I'm not sure why you ask for "distinct integers" when sampling without replacement guarantees distinctness.
Let $q_i=1-p_i$. The ordinary generating function
$$F(u,y) = \prod_{i=1}^n (q_i+p_i uy) \prod_{i=n+1}^N (q_i+p_iy)$$
counts subsets with $u$ monitoring the choices in $[1..n]$ and
$y$ monitoring all choices.
To extract the expectation of the number of choices in $[1..n]$, differentiate with respect to $u$.
If your sample size is $k$ (sorry but I can't use $x$ for an integer parameter when playing with generating functions), extract the coefficient of $y^k$.
So $$\text{answer} = \frac{[y^k] F_u(1,y)}{[y^k] F(1,y)},$$
where $[y^k]$ means extract the coefficient of $y^k$.

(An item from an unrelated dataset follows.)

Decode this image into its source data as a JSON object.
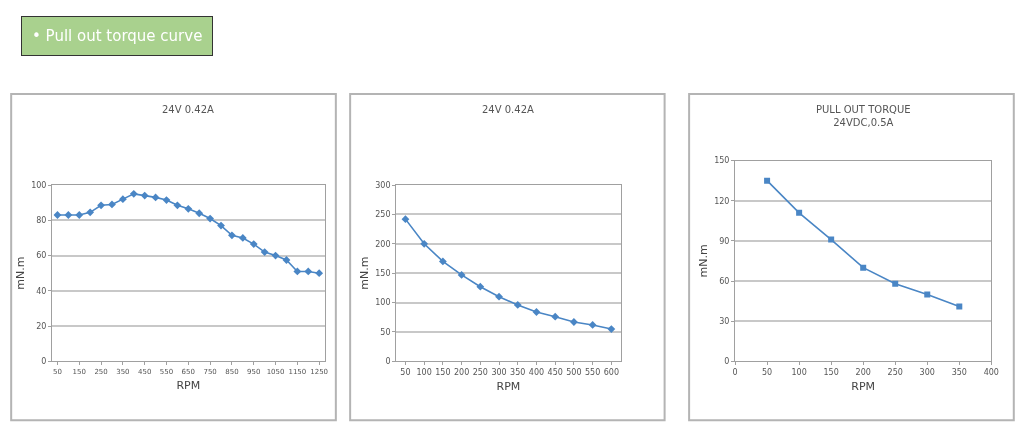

Now to computation. Start with the denominator
$$F(1,y) = \prod_{i=1}^N (q_i+p_i y).$$
I don't know of any super-clever way to extract the
coefficient of $y^k$ but you can just start with the
polynomial $1$ and multiply by one factor at a time
discarding any powers greater than $k$. That will
have complexity $O(kN)$.
Probably there are options with lower theoretical
complexity but the constant here is so small that it
will be hard to beat for practical sizes.
The numerator is
$$F_u(1,y) = \sum_{i=1}^n p_i y\prod_{j\ne i} (q_j+p_jy),$$
which you can compute in similar manner.
ADDED. I'll explain how to get a good estimate for large problems, assuming that $k$ is not very small. I'll consider only the denominator. The function $F(1,y)$ is the pgf of the sum of $N$ independent Bernoulli random variables. The sum satisfies a local central limit theorem (LCLT) but that won't help immediately unless $k$ is close to the mean of the sum. Now introduce a parameter $\alpha\gt 0$ and replace $q_i+p_iy$ by $(q_i + \alpha p_iy)/(q_i+\alpha p_i)$ for each $i$. Solve for $\alpha$:
$$ \sum_{i=1}^N \frac{\alpha p_i}{q_i+\alpha p_i}=k,$$
which should be fairly easy numerically as there is no cancellation and the left side is monotonically increasing in $\alpha$.
With this value of $\alpha$, the mean of the sum of the tilted Bernoulli random variables with pgf $(q_i + \alpha p_iy)/(q_i+\alpha p_i)$ is exactly $k$. Now you can apply a LCLT such as Theorem 6.3 in this paper to get quite a good estimate.
If you want an arbitrarily accurate value, you can apply a fourier inversion theorem to the characteristic function and evaluate it numerically to the precision you desire. I don't know if this will be easy, but for sure it will be advantageous to tilt the distribution first as I did above.